The Caminator is a pain in the tail feathers for the Falcons.

“He can run, and he’s hard to tackle,” said cornerback Desmond Trufant, who probably hopes he won’t encounter the 6-foot-5, 245-pounder in person. “He’s big. ... We’ve just got to be disciplined, run to him and swarm the ball and wrap him up. Just keep everything in front of us.”

And maybe keep somebody, anybody, outside.

Newton’s top rushing plays against the Cowboys came when the Panthers went read-option or perhaps RPO one direction, and he reversed out/bootlegged and took off for big yardage the other way.

Shockingly, at least in the first half, Dallas seemed to be caught off guard by those plays, as if, you know, Newton might not be a run threat.

The Cowboys’ backside defenders, chiefly the force men -- the outside linebacker and defensive end away from the start of the play -- crashed so hard toward the original show to leave an empty backside field in which to gallop like a horse.

When Newton opted not to hand off to the running back, run that direction, nor throw a short pass and instead reverse out, he had nothing but green grass in front of him.

That looks like Turner’s twist to the RPO, not that he has no experience. He sure didn’t put Troy Aikman in RPO situations while coordinating the Cowboys’ Super Bowl run in the mid-1990s, but he’s adaptive. He built in some soft RPO stuff with former Vikings quarterback Teddy Bridgewater while he was in Minnesota.

Where last Thursday Philadelphia quarterback Nick Foles several times started a similar RPO action and either handed off, put on the brakes to run for short yardage up the middle, or threw to the same side or the other direction, Newton ran a few times completely the other direction.

His receivers on that side went vertical to pull defenders downfield, which is different than when Foles threw back cross-grain to backside receivers on short slant or drag routes toward the middle of the field.

That’s an RPO baseline.

After a little bit of tape study Monday, Falcons nickel back Brian Poole said, “It’s somewhat the same. It’s just that Cam is the third option. Cam is definitely more of an option to run than Foles was.”

Newton creates new defensive concepts even though his career passing numbers are modest.

In seven NFL seasons, he’s thrown for 4,000 or more yards just once, in his NFL Rookie of the Year season of 2011 before people began defending his run game.
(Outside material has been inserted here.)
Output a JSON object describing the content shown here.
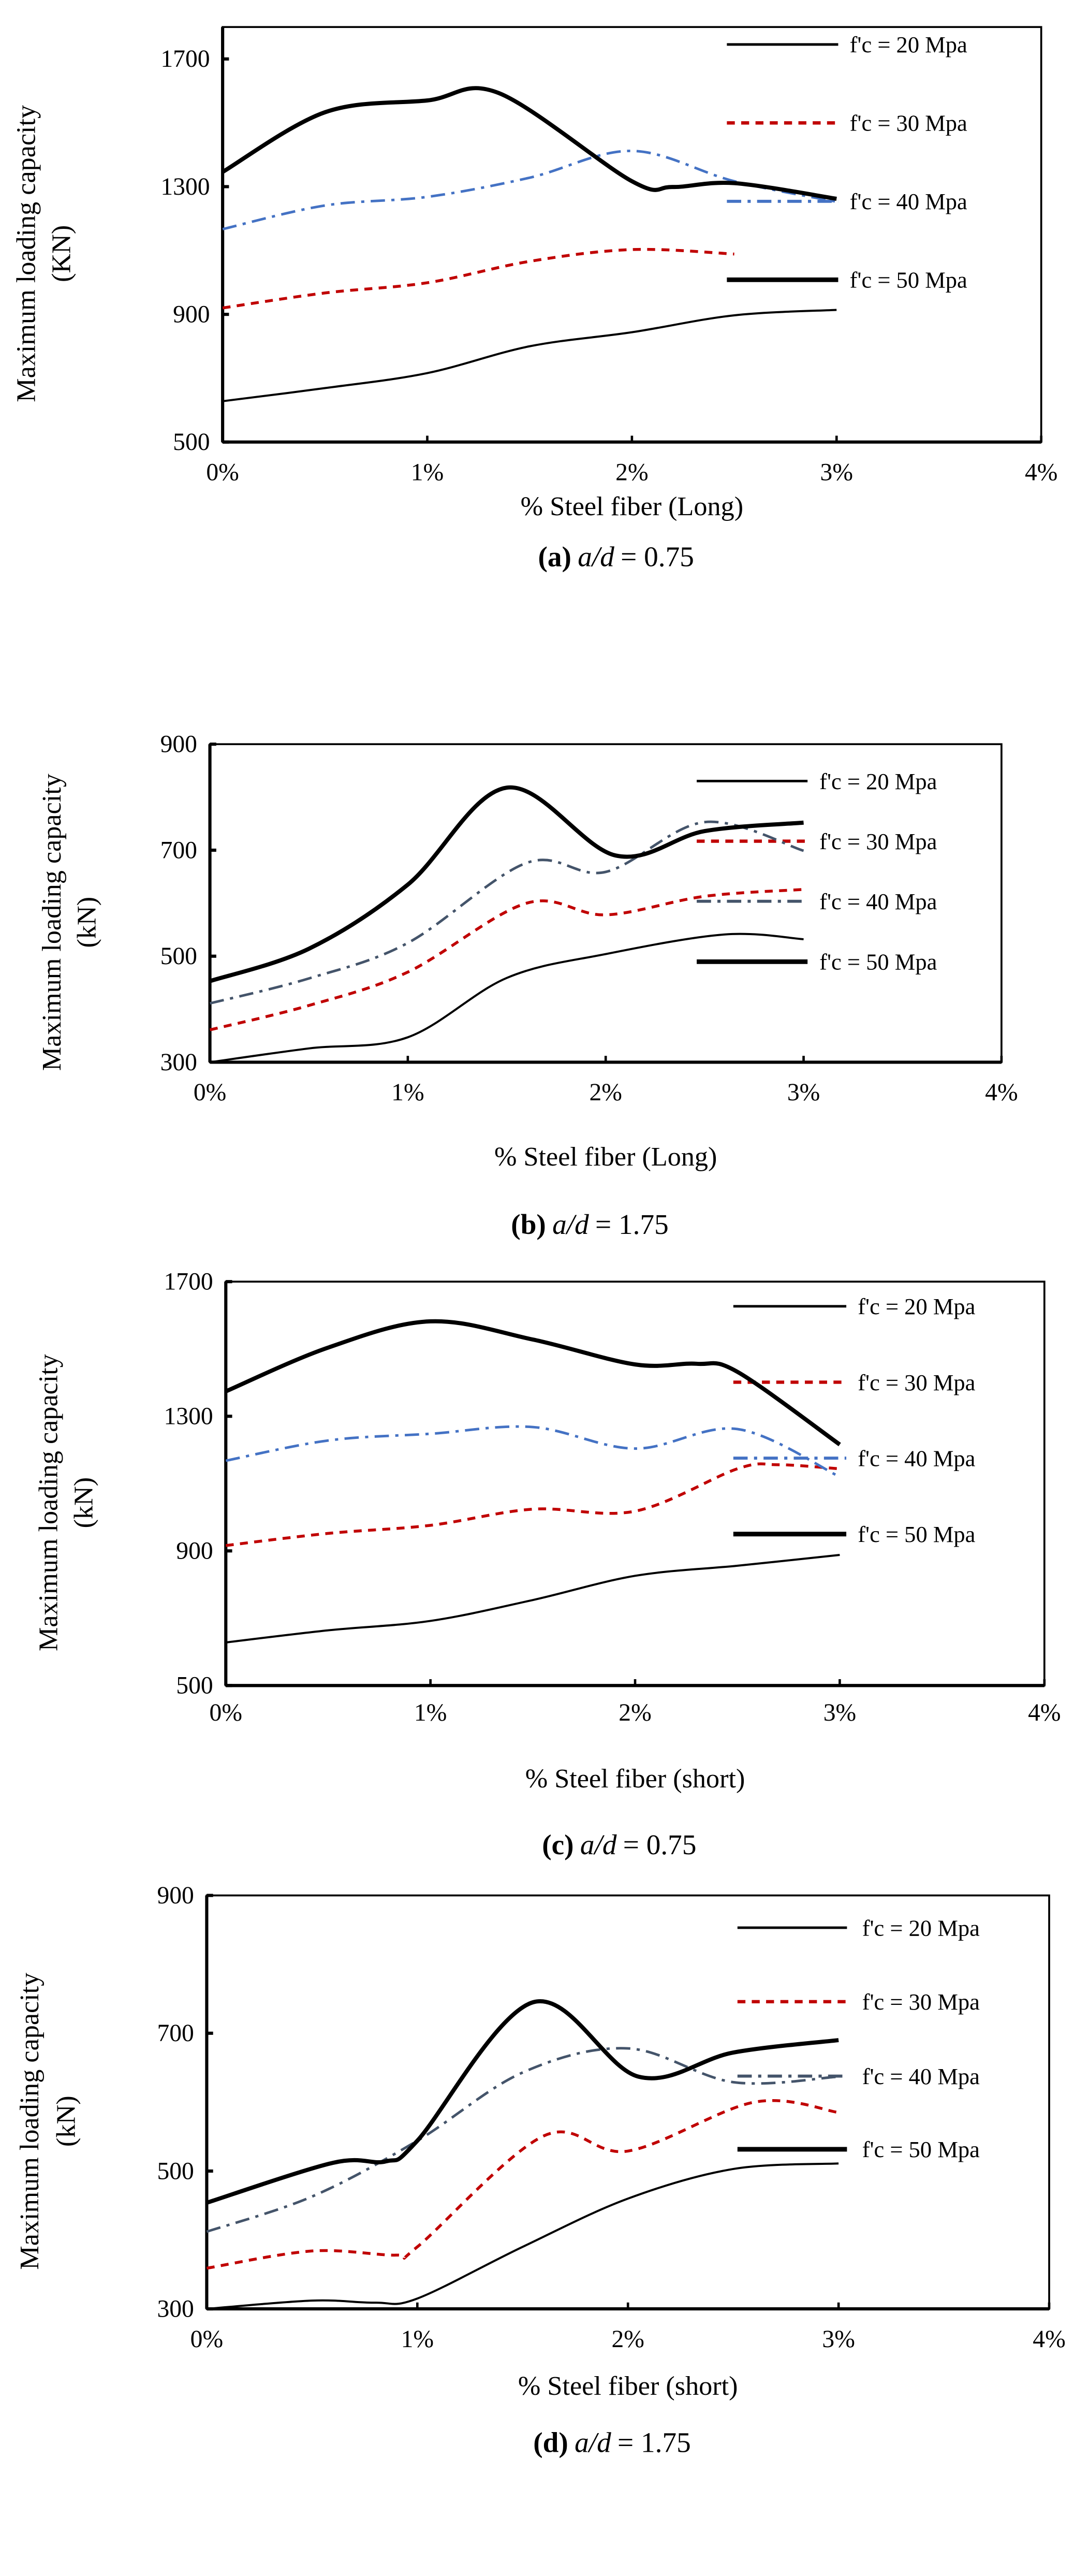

His career completion percentage of 58.6 is modest.

There’s plenty of arm strength in that man, although his average accuracy can be a Carolina slog.

The Panthers have added speed to their passing game by acquiring through trade Philadelphia’s Torrey Smith and by drafting former Maryland wideout D.J. Moore in the first round.
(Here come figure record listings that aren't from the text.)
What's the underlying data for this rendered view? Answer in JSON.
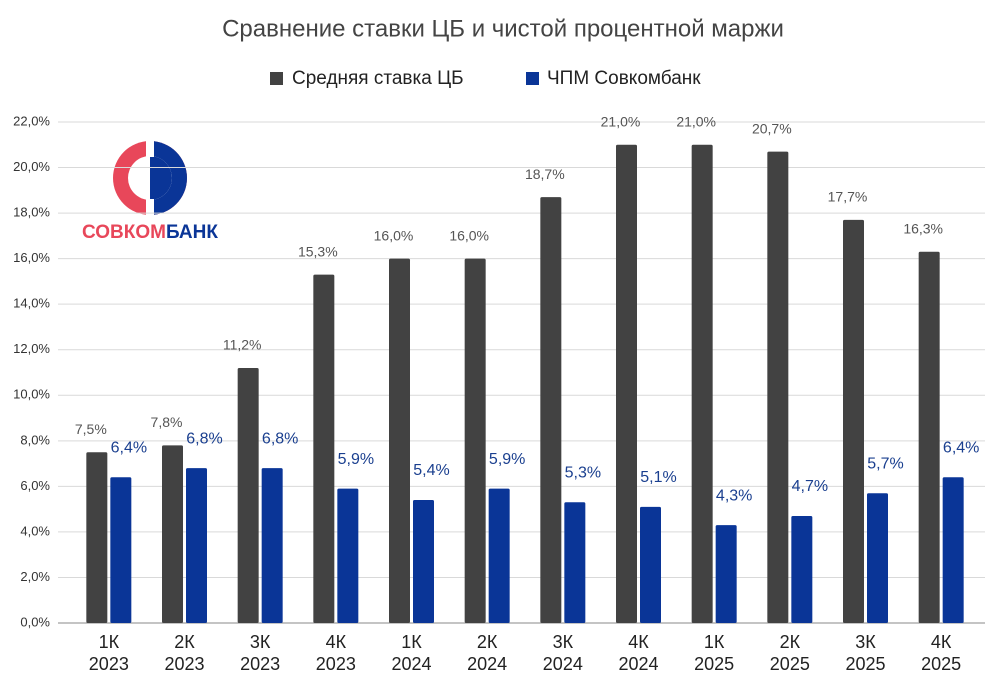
{
  "chart_data": {
    "type": "bar",
    "title": "Сравнение ставки ЦБ и чистой процентной маржи",
    "logo": [
      "СОВКОМ",
      "БАНК"
    ],
    "categories": [
      [
        "1К",
        "2023"
      ],
      [
        "2К",
        "2023"
      ],
      [
        "3К",
        "2023"
      ],
      [
        "4К",
        "2023"
      ],
      [
        "1К",
        "2024"
      ],
      [
        "2К",
        "2024"
      ],
      [
        "3К",
        "2024"
      ],
      [
        "4К",
        "2024"
      ],
      [
        "1К",
        "2025"
      ],
      [
        "2К",
        "2025"
      ],
      [
        "3К",
        "2025"
      ],
      [
        "4К",
        "2025"
      ]
    ],
    "series": [
      {
        "name": "Средняя ставка ЦБ",
        "color": "#424242",
        "values": [
          7.5,
          7.8,
          11.2,
          15.3,
          16.0,
          16.0,
          18.7,
          21.0,
          21.0,
          20.7,
          17.7,
          16.3
        ],
        "value_labels": [
          "7,5%",
          "7,8%",
          "11,2%",
          "15,3%",
          "16,0%",
          "16,0%",
          "18,7%",
          "21,0%",
          "21,0%",
          "20,7%",
          "17,7%",
          "16,3%"
        ]
      },
      {
        "name": "ЧПМ Совкомбанк",
        "color": "#0a3597",
        "values": [
          6.4,
          6.8,
          6.8,
          5.9,
          5.4,
          5.9,
          5.3,
          5.1,
          4.3,
          4.7,
          5.7,
          6.4
        ],
        "value_labels": [
          "6,4%",
          "6,8%",
          "6,8%",
          "5,9%",
          "5,4%",
          "5,9%",
          "5,3%",
          "5,1%",
          "4,3%",
          "4,7%",
          "5,7%",
          "6,4%"
        ]
      }
    ],
    "ylim": [
      0,
      22
    ],
    "yticks": [
      {
        "value": 0,
        "label": "0,0%"
      },
      {
        "value": 2,
        "label": "2,0%"
      },
      {
        "value": 4,
        "label": "4,0%"
      },
      {
        "value": 6,
        "label": "6,0%"
      },
      {
        "value": 8,
        "label": "8,0%"
      },
      {
        "value": 10,
        "label": "10,0%"
      },
      {
        "value": 12,
        "label": "12,0%"
      },
      {
        "value": 14,
        "label": "14,0%"
      },
      {
        "value": 16,
        "label": "16,0%"
      },
      {
        "value": 18,
        "label": "18,0%"
      },
      {
        "value": 20,
        "label": "20,0%"
      },
      {
        "value": 22,
        "label": "22,0%"
      }
    ],
    "grid": true
  }
}
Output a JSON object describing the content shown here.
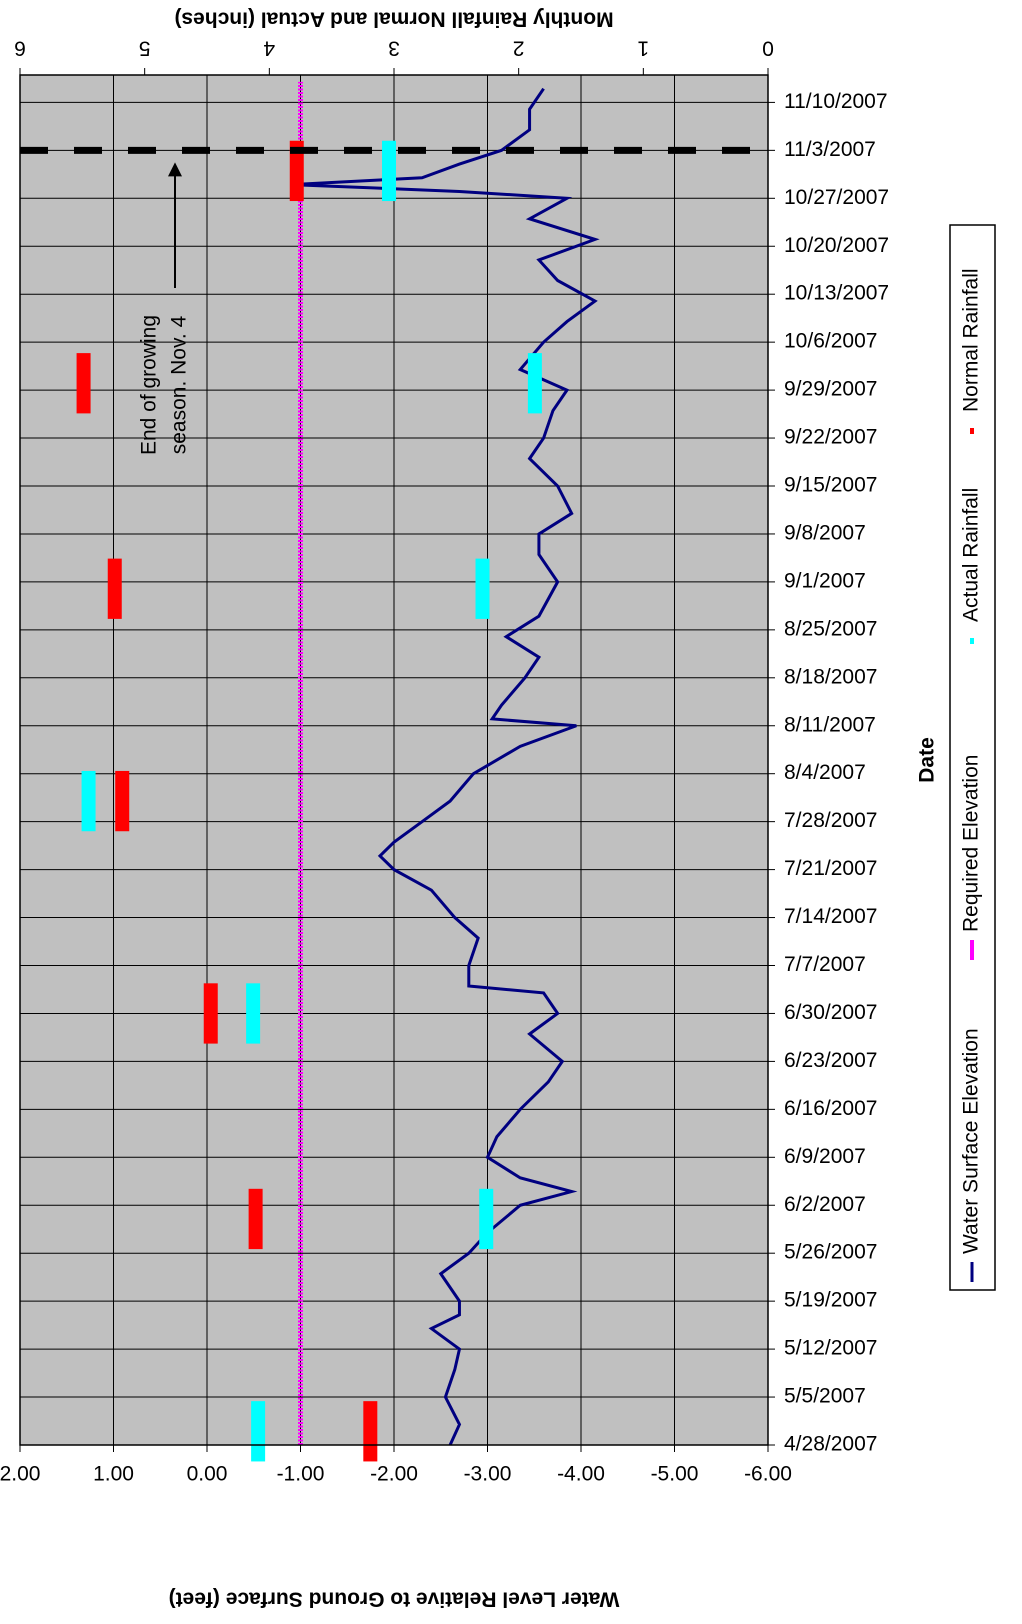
{
  "chart_data": {
    "type": "line",
    "x_label": "Date",
    "y_label": "Water Level Relative to Ground Surface (feet)",
    "y2_label": "Monthly Rainfall Normal and Actual (inches)",
    "xlim": [
      "4/28/2007",
      "11/14/2007"
    ],
    "xticks": [
      "4/28/2007",
      "5/5/2007",
      "5/12/2007",
      "5/19/2007",
      "5/26/2007",
      "6/2/2007",
      "6/9/2007",
      "6/16/2007",
      "6/23/2007",
      "6/30/2007",
      "7/7/2007",
      "7/14/2007",
      "7/21/2007",
      "7/28/2007",
      "8/4/2007",
      "8/11/2007",
      "8/18/2007",
      "8/25/2007",
      "9/1/2007",
      "9/8/2007",
      "9/15/2007",
      "9/22/2007",
      "9/29/2007",
      "10/6/2007",
      "10/13/2007",
      "10/20/2007",
      "10/27/2007",
      "11/3/2007",
      "11/10/2007"
    ],
    "ylim": [
      -6,
      2
    ],
    "yticks": [
      {
        "value": 2,
        "label": "2.00"
      },
      {
        "value": 1,
        "label": "1.00"
      },
      {
        "value": 0,
        "label": "0.00"
      },
      {
        "value": -1,
        "label": "-1.00"
      },
      {
        "value": -2,
        "label": "-2.00"
      },
      {
        "value": -3,
        "label": "-3.00"
      },
      {
        "value": -4,
        "label": "-4.00"
      },
      {
        "value": -5,
        "label": "-5.00"
      },
      {
        "value": -6,
        "label": "-6.00"
      }
    ],
    "y2lim": [
      0,
      6
    ],
    "y2ticks": [
      0,
      1,
      2,
      3,
      4,
      5,
      6
    ],
    "grid": true,
    "legend": "right",
    "series": [
      {
        "name": "Water Surface Elevation",
        "type": "line",
        "color": "#000080",
        "x": [
          "4/28/2007",
          "5/1/2007",
          "5/5/2007",
          "5/9/2007",
          "5/12/2007",
          "5/15/2007",
          "5/17/2007",
          "5/19/2007",
          "5/23/2007",
          "5/26/2007",
          "5/29/2007",
          "6/2/2007",
          "6/4/2007",
          "6/6/2007",
          "6/9/2007",
          "6/12/2007",
          "6/16/2007",
          "6/20/2007",
          "6/23/2007",
          "6/27/2007",
          "6/30/2007",
          "7/3/2007",
          "7/4/2007",
          "7/7/2007",
          "7/11/2007",
          "7/14/2007",
          "7/18/2007",
          "7/21/2007",
          "7/23/2007",
          "7/25/2007",
          "7/28/2007",
          "7/31/2007",
          "8/4/2007",
          "8/8/2007",
          "8/11/2007",
          "8/12/2007",
          "8/14/2007",
          "8/18/2007",
          "8/21/2007",
          "8/24/2007",
          "8/27/2007",
          "9/1/2007",
          "9/5/2007",
          "9/8/2007",
          "9/11/2007",
          "9/15/2007",
          "9/19/2007",
          "9/22/2007",
          "9/26/2007",
          "9/29/2007",
          "10/2/2007",
          "10/6/2007",
          "10/9/2007",
          "10/12/2007",
          "10/15/2007",
          "10/18/2007",
          "10/21/2007",
          "10/24/2007",
          "10/27/2007",
          "10/28/2007",
          "10/29/2007",
          "10/30/2007",
          "11/1/2007",
          "11/3/2007",
          "11/6/2007",
          "11/9/2007",
          "11/12/2007"
        ],
        "values": [
          -2.6,
          -2.7,
          -2.55,
          -2.65,
          -2.7,
          -2.4,
          -2.7,
          -2.7,
          -2.5,
          -2.8,
          -3.0,
          -3.35,
          -3.9,
          -3.35,
          -3.0,
          -3.1,
          -3.35,
          -3.65,
          -3.8,
          -3.45,
          -3.75,
          -3.6,
          -2.8,
          -2.8,
          -2.9,
          -2.65,
          -2.4,
          -2.0,
          -1.85,
          -2.0,
          -2.3,
          -2.6,
          -2.85,
          -3.35,
          -3.95,
          -3.05,
          -3.15,
          -3.4,
          -3.55,
          -3.2,
          -3.55,
          -3.75,
          -3.55,
          -3.55,
          -3.9,
          -3.75,
          -3.45,
          -3.6,
          -3.7,
          -3.85,
          -3.35,
          -3.6,
          -3.85,
          -4.15,
          -3.75,
          -3.55,
          -4.15,
          -3.45,
          -3.85,
          -2.7,
          -0.9,
          -2.3,
          -2.7,
          -3.15,
          -3.45,
          -3.45,
          -3.6
        ]
      },
      {
        "name": "Required Elevation",
        "type": "line",
        "color": "#ff00ff",
        "x": [
          "4/28/2007",
          "11/13/2007"
        ],
        "values": [
          -1,
          -1
        ]
      },
      {
        "name": "Actual Rainfall",
        "type": "bar",
        "axis": "y2",
        "color": "#00ffff",
        "x": [
          "4/30/2007",
          "5/31/2007",
          "6/30/2007",
          "7/31/2007",
          "8/31/2007",
          "9/30/2007",
          "10/31/2007"
        ],
        "values": [
          4.09,
          2.26,
          4.13,
          5.45,
          2.29,
          1.87,
          3.04
        ]
      },
      {
        "name": "Normal Rainfall",
        "type": "bar",
        "axis": "y2",
        "color": "#ff0000",
        "x": [
          "4/30/2007",
          "5/31/2007",
          "6/30/2007",
          "7/31/2007",
          "8/31/2007",
          "9/30/2007",
          "10/31/2007"
        ],
        "values": [
          3.19,
          4.11,
          4.47,
          5.18,
          5.24,
          5.49,
          3.78
        ]
      }
    ],
    "annotations": [
      {
        "text": [
          "End of growing",
          "season. Nov. 4"
        ],
        "x": "11/3/2007"
      }
    ]
  }
}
Yet there was little evidence of a downfield passing mindset against the Cowboys, when Newton completed 17 of 26 passes for 161 yards and a long completion of 19.

The Falcons have failed and succeeded against the Panthers and Newton in multiple ways.

He ran three times for just four yards in Charlotte early in 2015, when the Panthers smoked the Falcons 38-0 on their way to the Super Bowl. But he completed 15 of 21 yards for 265 yards and three touchdowns. His passer rating of 153.3 in that one was by far his best ever against the Falcons.

Then again, when the Panthers crushed the Falcons 34-3 near the end of the 2014 season that ended the tenure of former head coach Mike Smith, he did a little, not a lot, of everything. Newton completed 10 of 16 passes for 114 yards and a score, and rushed seven times for 46 and a TD.

The Falcons late in 2015 – Newton’s MVP season – kept the Panthers from going to the Super Bowl undefeated.

Just a couple of weeks after the Falcons were shutout and humiliated in Charlotte, the Falcons won 20-13 in the Georgia Dome by checking Newton on both sides of the offensive coin.

He completed 17 of 30 passes for a very modest 142 yards and rushed seven times for 46 yards and a score.

See a pattern?

No, you don’t. There isn’t one.

And Turner’s tweaks to the Carolina offense, not to mention the fact there’s not very much of that on tape, and still plenty to be seen.

If there’s one thing the Falcons know, it’s that Newton can be a handful, or two, and they can’t carry former game plans forward with Carolina’s changes.

“I would say that’s correct,” Quinn said. “You can’t do the same thing, I agree.”